Heuristic:LaurentMazare Tch rs MPS Weight Loading Workaround
| Knowledge Sources | |
|---|---|
| Domains | Debugging, Infrastructure |
| Last Updated | 2026-02-08 13:00 GMT |
Overview
When loading model weights on Apple MPS devices, temporarily switch the VarStore to CPU for the load operation, then switch back to MPS, to avoid libtorch MPS loading limitations.
Description
A known limitation in libtorch prevents direct weight loading onto MPS (Metal Performance Shaders) devices. The tch-rs library implements an automatic workaround in `VarStore::load()`: when the target device is MPS, the VarStore is temporarily moved to CPU, the weights are loaded, and then the VarStore is moved back to MPS. This workaround is implemented defensively, ensuring the device is always restored to MPS even if the load operation fails. This pattern is essential for any Apple Silicon user running GPU-accelerated inference.
Usage
This heuristic is automatically applied by `VarStore::load()` when the VarStore device is `Device::Mps`. Users do not need to manually implement this workaround. However, understanding it is important for debugging weight loading issues on Apple Silicon and for custom loading code that bypasses `VarStore::load()`.
The Insight (Rule of Thumb)
- Action: When loading weights on MPS, call `vs.set_device(Device::Cpu)` before loading, then `vs.set_device(Device::Mps)` after.
- Value: N/A (pattern-based, not a numeric parameter).
- Trade-off: Adds a CPU-to-MPS device transfer after loading, which increases loading time but ensures correctness.
- Compatibility: Only affects MPS (Apple Silicon). CPU and CUDA loading works directly.
Reasoning
libtorch's MPS backend does not fully support all tensor deserialization paths. The underlying C++ library may fail or produce incorrect results when loading tensors directly onto the MPS device. By routing through CPU, the standard and well-tested CPU deserialization path is used, and then the tensors are transferred to MPS via the standard device migration API. The defensive error handling (ensuring MPS is restored even on load failure) prevents the VarStore from being left in an inconsistent CPU state.
Code Evidence
MPS workaround from `src/nn/var_store.rs:235-249`:
pub fn load<T: AsRef<std::path::Path>>(&mut self, path: T) -> Result<(), TchError> {
if self.device != Device::Mps {
self.load_internal(path)
} else {
// Current workaround to allow loading in MPS device.
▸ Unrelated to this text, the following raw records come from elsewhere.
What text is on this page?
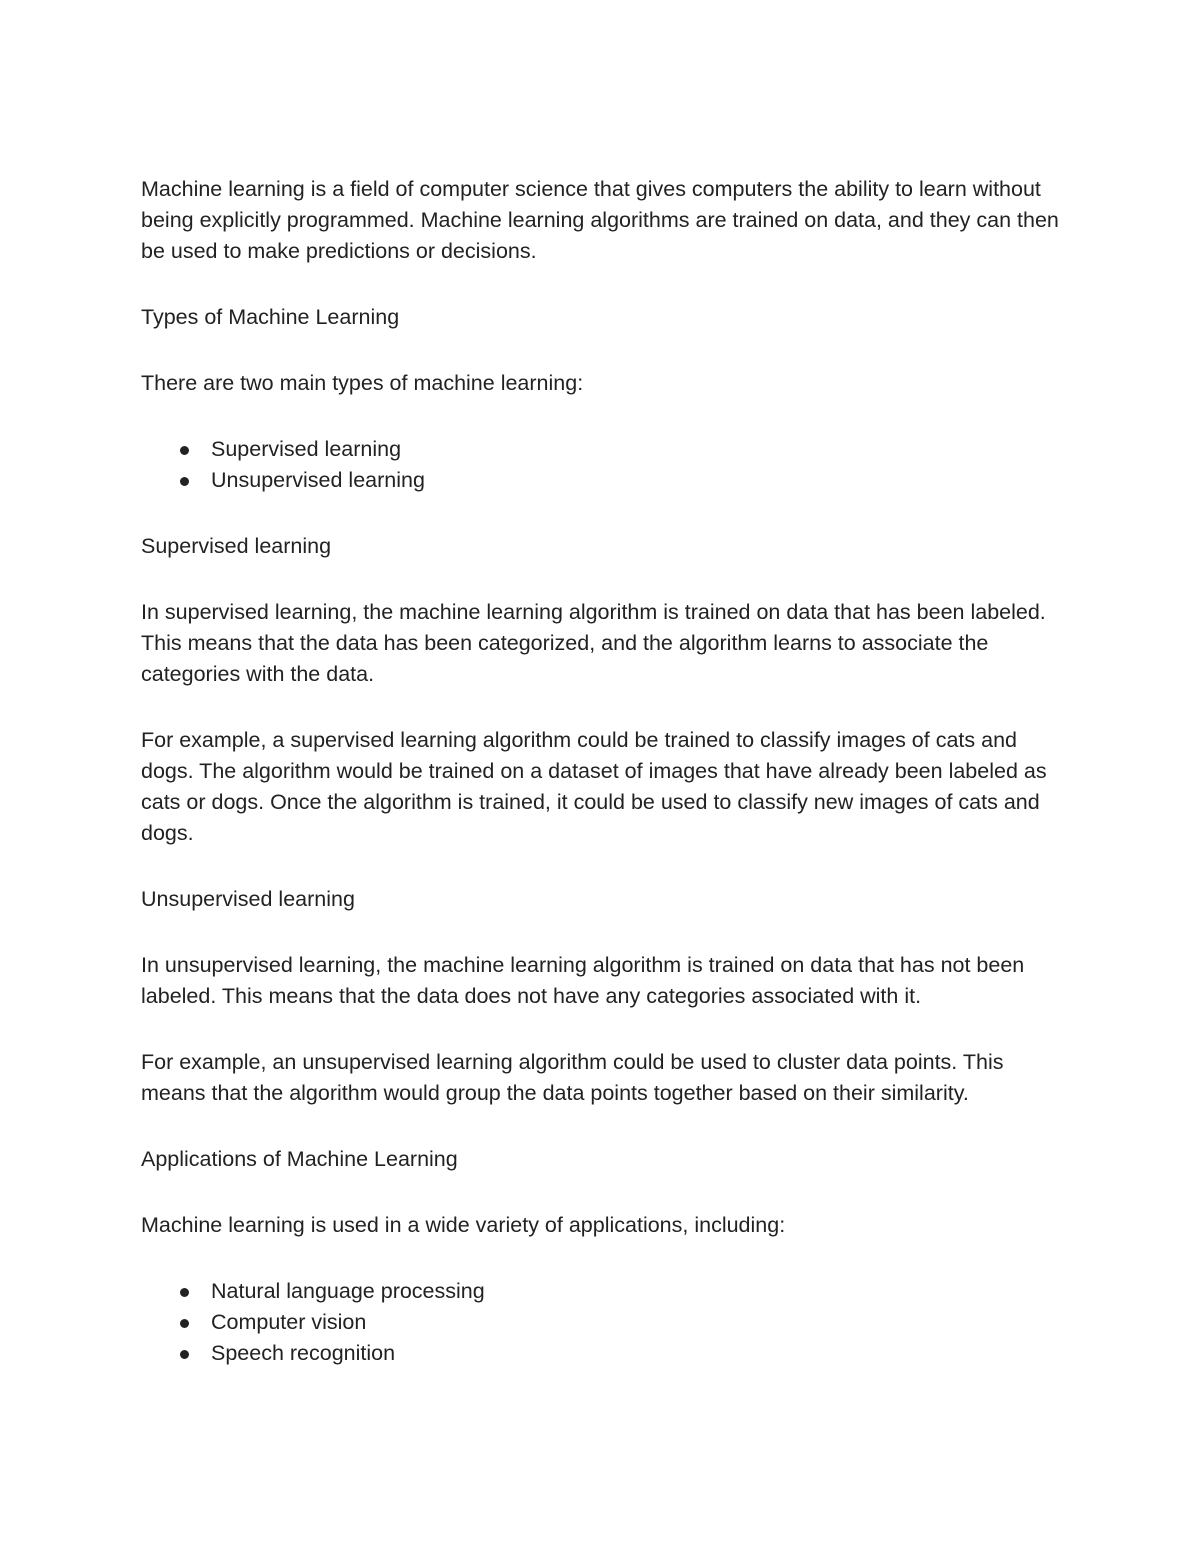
Machine learning is a field of computer science that gives computers the ability to learn without being explicitly programmed. Machine learning algorithms are trained on data, and they can then be used to make predictions or decisions.

Types of Machine Learning

There are two main types of machine learning:

Supervised learning
Unsupervised learning

Supervised learning

In supervised learning, the machine learning algorithm is trained on data that has been labeled. This means that the data has been categorized, and the algorithm learns to associate the categories with the data.

For example, a supervised learning algorithm could be trained to classify images of cats and dogs. The algorithm would be trained on a dataset of images that have already been labeled as cats or dogs. Once the algorithm is trained, it could be used to classify new images of cats and dogs.

Unsupervised learning

In unsupervised learning, the machine learning algorithm is trained on data that has not been labeled. This means that the data does not have any categories associated with it.

For example, an unsupervised learning algorithm could be used to cluster data points. This means that the algorithm would group the data points together based on their similarity.

Applications of Machine Learning

Machine learning is used in a wide variety of applications, including:

Natural language processing
Computer vision
Speech recognition
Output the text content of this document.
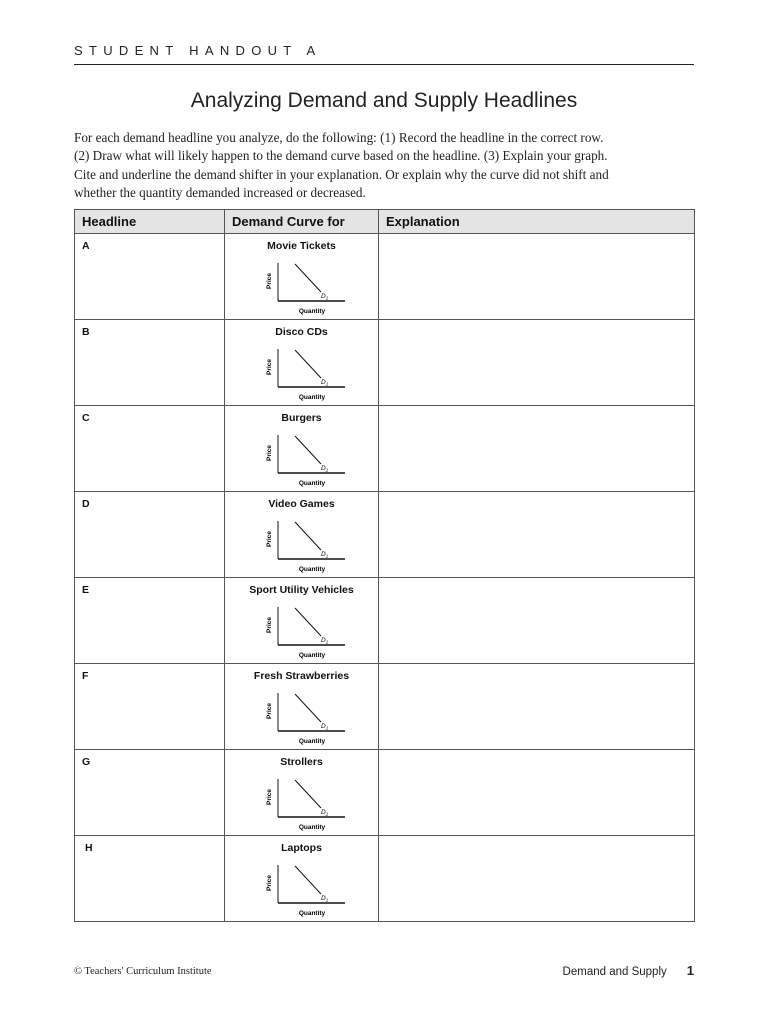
STUDENT HANDOUT A
Analyzing Demand and Supply Headlines
For each demand headline you analyze, do the following: (1) Record the headline in the correct row.
(2) Draw what will likely happen to the demand curve based on the headline. (3) Explain your graph.
Cite and underline the demand shifter in your explanation. Or explain why the curve did not shift and
whether the quantity demanded increased or decreased.
Headline	Demand Curve for	Explanation

A	Movie Tickets
$D_1$
Price
Quantity	

B	Disco CDs
$D_1$
Price
Quantity	

C	Burgers
$D_1$
Price
Quantity	

D	Video Games
$D_1$
Price
Quantity	

E	Sport Utility Vehicles
$D_1$
Price
Quantity	

F	Fresh Strawberries
$D_1$
Price
Quantity	

G	Strollers
$D_1$
Price
Quantity	

H	Laptops
$D_1$
Price
Quantity	

© Teachers' Curriculum Institute	Demand and Supply 1
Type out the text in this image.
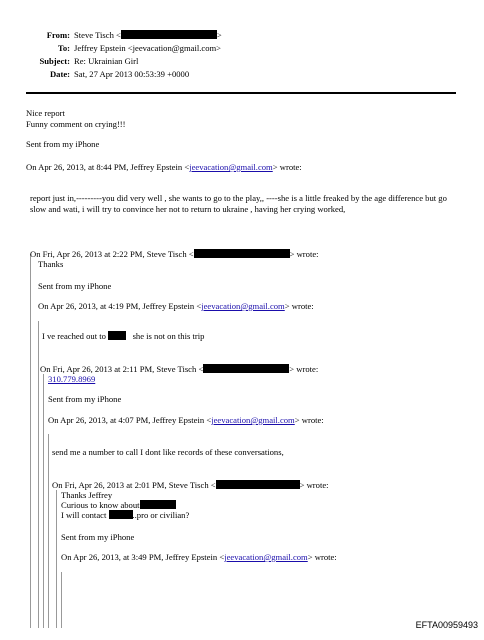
From: Steve Tisch <	>
To: Jeffrey Epstein <jeevacation@gmail.com>
Subject: Re: Ukrainian Girl
Date: Sat, 27 Apr 2013 00:53:39 +0000
Nice report
Funny comment on crying!!!
Sent from my iPhone
On Apr 26, 2013, at 8:44 PM, Jeffrey Epstein <jeevacation@gmail.com> wrote:
report just in,---------you did very well , she wants to go to the play,, ----she is a little freaked by the age difference but go slow and wati, i will try to convince her not to return to ukraine , having her crying worked,
On Fri, Apr 26, 2013 at 2:22 PM, Steve Tisch <	> wrote:
Thanks
Sent from my iPhone
On Apr 26, 2013, at 4:19 PM, Jeffrey Epstein <jeevacation@gmail.com> wrote:
I ve reached out to	she is not on this trip
On Fri, Apr 26, 2013 at 2:11 PM, Steve Tisch <	> wrote:
310.779.8969
Sent from my iPhone
On Apr 26, 2013, at 4:07 PM, Jeffrey Epstein <jeevacation@gmail.com> wrote:
send me a number to call I dont like records of these conversations,
On Fri, Apr 26, 2013 at 2:01 PM, Steve Tisch <	> wrote:
Thanks Jeffrey
Curious to know about
I will contact	..pro or civilian?
Sent from my iPhone
On Apr 26, 2013, at 3:49 PM, Jeffrey Epstein <jeevacation@gmail.com> wrote:
EFTA00959493
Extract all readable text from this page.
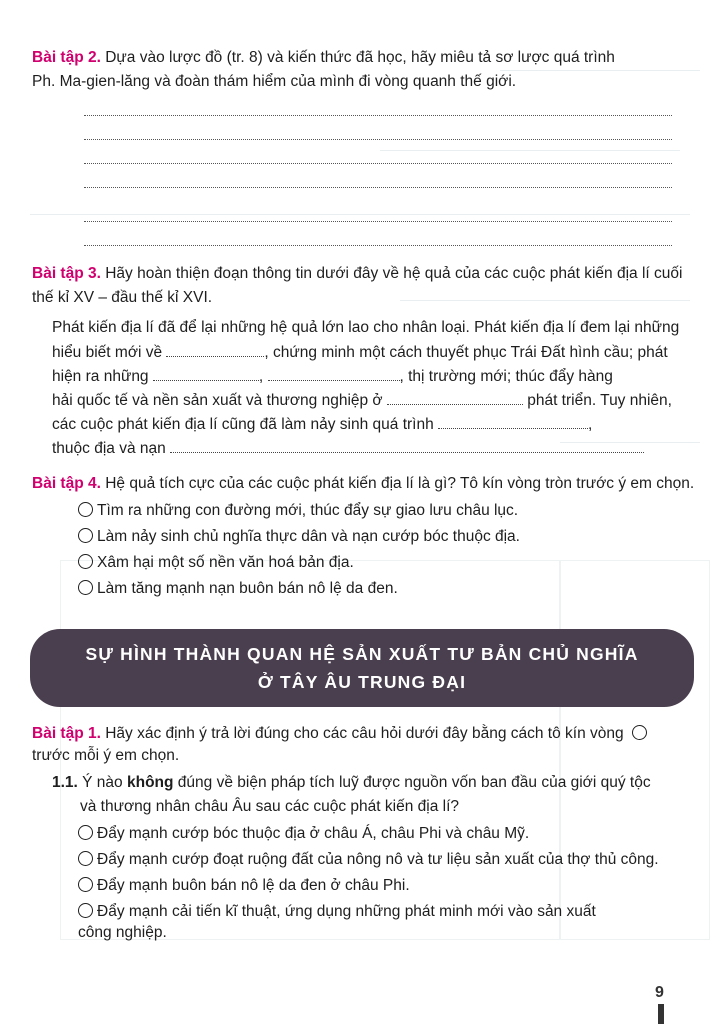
Bài tập 2. Dựa vào lược đồ (tr. 8) và kiến thức đã học, hãy miêu tả sơ lược quá trình
Ph. Ma-gien-lăng và đoàn thám hiểm của mình đi vòng quanh thế giới.
Bài tập 3. Hãy hoàn thiện đoạn thông tin dưới đây về hệ quả của các cuộc phát kiến địa lí cuối
thế kỉ XV – đầu thế kỉ XVI.
Phát kiến địa lí đã để lại những hệ quả lớn lao cho nhân loại. Phát kiến địa lí đem lại những
hiểu biết mới về	, chứng minh một cách thuyết phục Trái Đất hình cầu; phát
hiện ra những	,	, thị trường mới; thúc đẩy hàng
hải quốc tế và nền sản xuất và thương nghiệp ở	phát triển. Tuy nhiên,
các cuộc phát kiến địa lí cũng đã làm nảy sinh quá trình	,
thuộc địa và nạn
Bài tập 4. Hệ quả tích cực của các cuộc phát kiến địa lí là gì? Tô kín vòng tròn trước ý em chọn.
Tìm ra những con đường mới, thúc đẩy sự giao lưu châu lục.
Làm nảy sinh chủ nghĩa thực dân và nạn cướp bóc thuộc địa.
Xâm hại một số nền văn hoá bản địa.
Làm tăng mạnh nạn buôn bán nô lệ da đen.
SỰ HÌNH THÀNH QUAN HỆ SẢN XUẤT TƯ BẢN CHỦ NGHĨA
Ở TÂY ÂU TRUNG ĐẠI
Bài tập 1. Hãy xác định ý trả lời đúng cho các câu hỏi dưới đây bằng cách tô kín vòng
trước mỗi ý em chọn.
1.1. Ý nào không đúng về biện pháp tích luỹ được nguồn vốn ban đầu của giới quý tộc
và thương nhân châu Âu sau các cuộc phát kiến địa lí?
Đẩy mạnh cướp bóc thuộc địa ở châu Á, châu Phi và châu Mỹ.
Đẩy mạnh cướp đoạt ruộng đất của nông nô và tư liệu sản xuất của thợ thủ công.
Đẩy mạnh buôn bán nô lệ da đen ở châu Phi.
Đẩy mạnh cải tiến kĩ thuật, ứng dụng những phát minh mới vào sản xuất
công nghiệp.
9
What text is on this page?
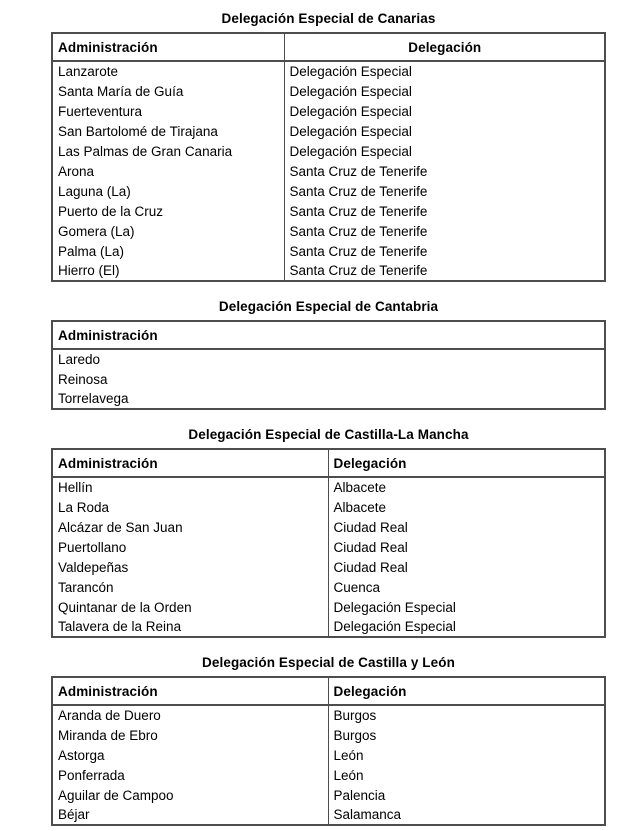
Delegación Especial de Canarias
Administración	Delegación
Lanzarote	Delegación Especial
Santa María de Guía	Delegación Especial
Fuerteventura	Delegación Especial
San Bartolomé de Tirajana	Delegación Especial
Las Palmas de Gran Canaria	Delegación Especial
Arona	Santa Cruz de Tenerife
Laguna (La)	Santa Cruz de Tenerife
Puerto de la Cruz	Santa Cruz de Tenerife
Gomera (La)	Santa Cruz de Tenerife
Palma (La)	Santa Cruz de Tenerife
Hierro (El)	Santa Cruz de Tenerife
Delegación Especial de Cantabria
Administración
Laredo
Reinosa
Torrelavega
Delegación Especial de Castilla-La Mancha
Administración	Delegación
Hellín	Albacete
La Roda	Albacete
Alcázar de San Juan	Ciudad Real
Puertollano	Ciudad Real
Valdepeñas	Ciudad Real
Tarancón	Cuenca
Quintanar de la Orden	Delegación Especial
Talavera de la Reina	Delegación Especial
Delegación Especial de Castilla y León
Administración	Delegación
Aranda de Duero	Burgos
Miranda de Ebro	Burgos
Astorga	León
Ponferrada	León
Aguilar de Campoo	Palencia
Béjar	Salamanca
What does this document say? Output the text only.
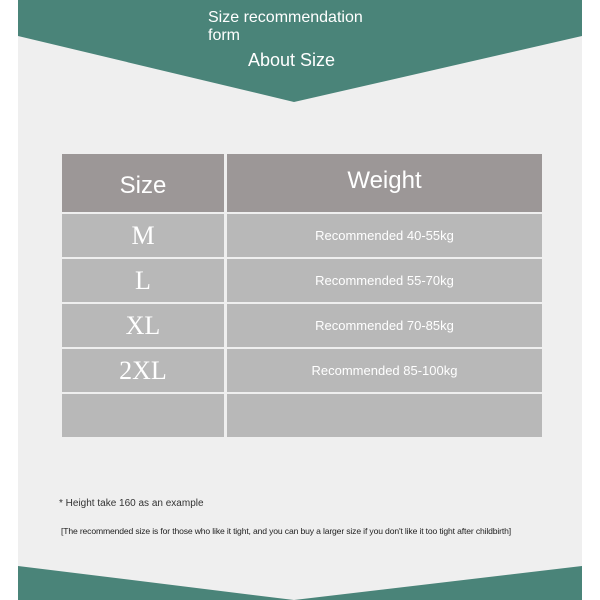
Size recommendation form
About Size
Size	Weight
M	Recommended 40-55kg
L	Recommended 55-70kg
XL	Recommended 70-85kg
2XL	Recommended 85-100kg
* Height take 160 as an example
[The recommended size is for those who like it tight, and you can buy a larger size if you don't like it too tight after childbirth]
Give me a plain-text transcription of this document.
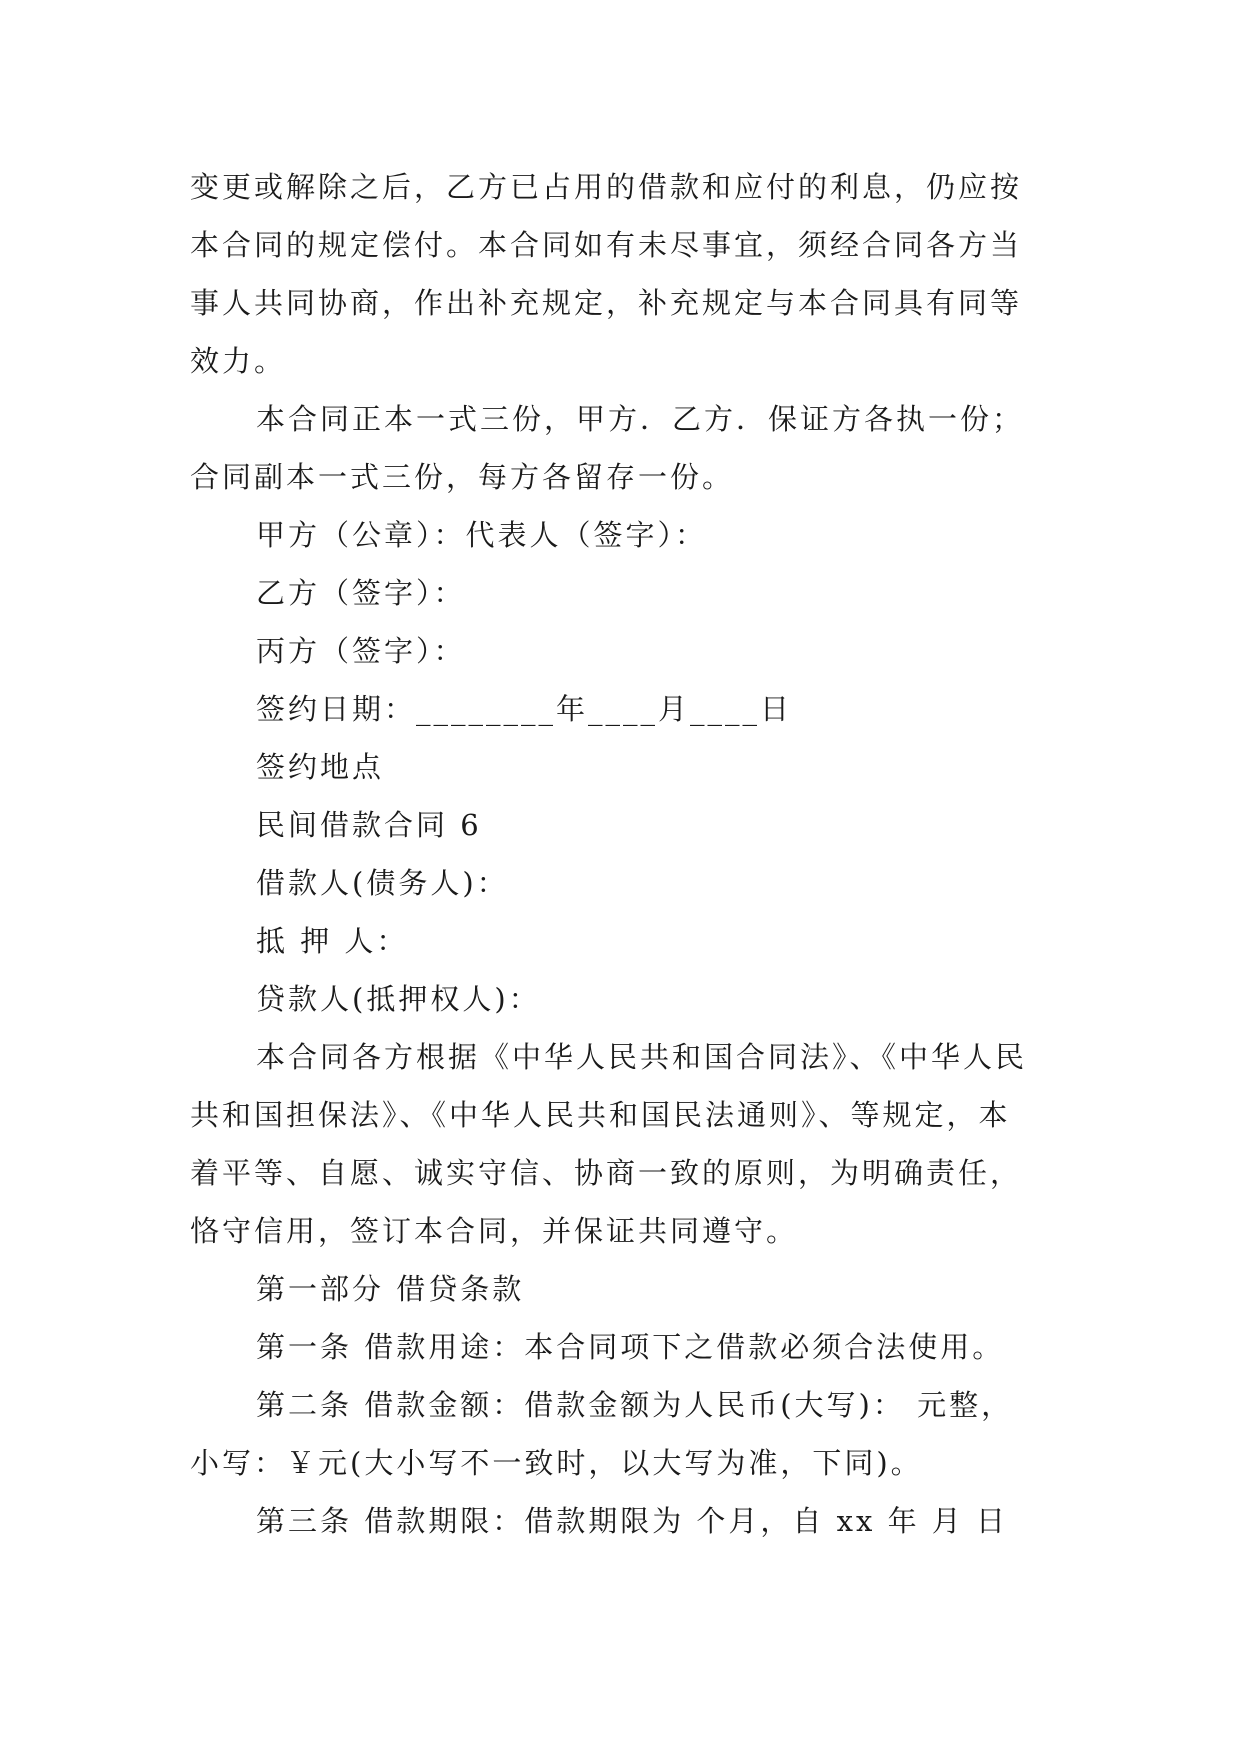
变更或解除之后，乙方已占用的借款和应付的利息，仍应按
本合同的规定偿付。本合同如有未尽事宜，须经合同各方当
事人共同协商，作出补充规定，补充规定与本合同具有同等
效力。

本合同正本一式三份，甲方．乙方．保证方各执一份；
合同副本一式三份，每方各留存一份。

甲方（公章）：代表人（签字）：

乙方（签字）：

丙方（签字）：

签约日期：________年____月____日

签约地点

民间借款合同 6

借款人(债务人)：

抵 押 人：

贷款人(抵押权人)：

本合同各方根据《中华人民共和国合同法》、《中华人民
共和国担保法》、《中华人民共和国民法通则》、等规定，本
着平等、自愿、诚实守信、协商一致的原则，为明确责任，
恪守信用，签订本合同，并保证共同遵守。

第一部分 借贷条款

第一条 借款用途：本合同项下之借款必须合法使用。

第二条 借款金额：借款金额为人民币(大写)： 元整，
小写：￥元(大小写不一致时，以大写为准，下同)。

第三条 借款期限：借款期限为 个月，自 xx 年 月 日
// On new libtorch releases check if direct loading becomes possible and revert
// See (https://github.com/LaurentMazare/tch-rs/issues/609#issuecomment-1427071598).
self.set_device(Device::Cpu);
let or_error = self.load_internal(path);
// Be cautious not to early exit so as to ensure that the device is set back to Mps
// even on errors.
self.set_device(Device::Mps);
or_error
}
}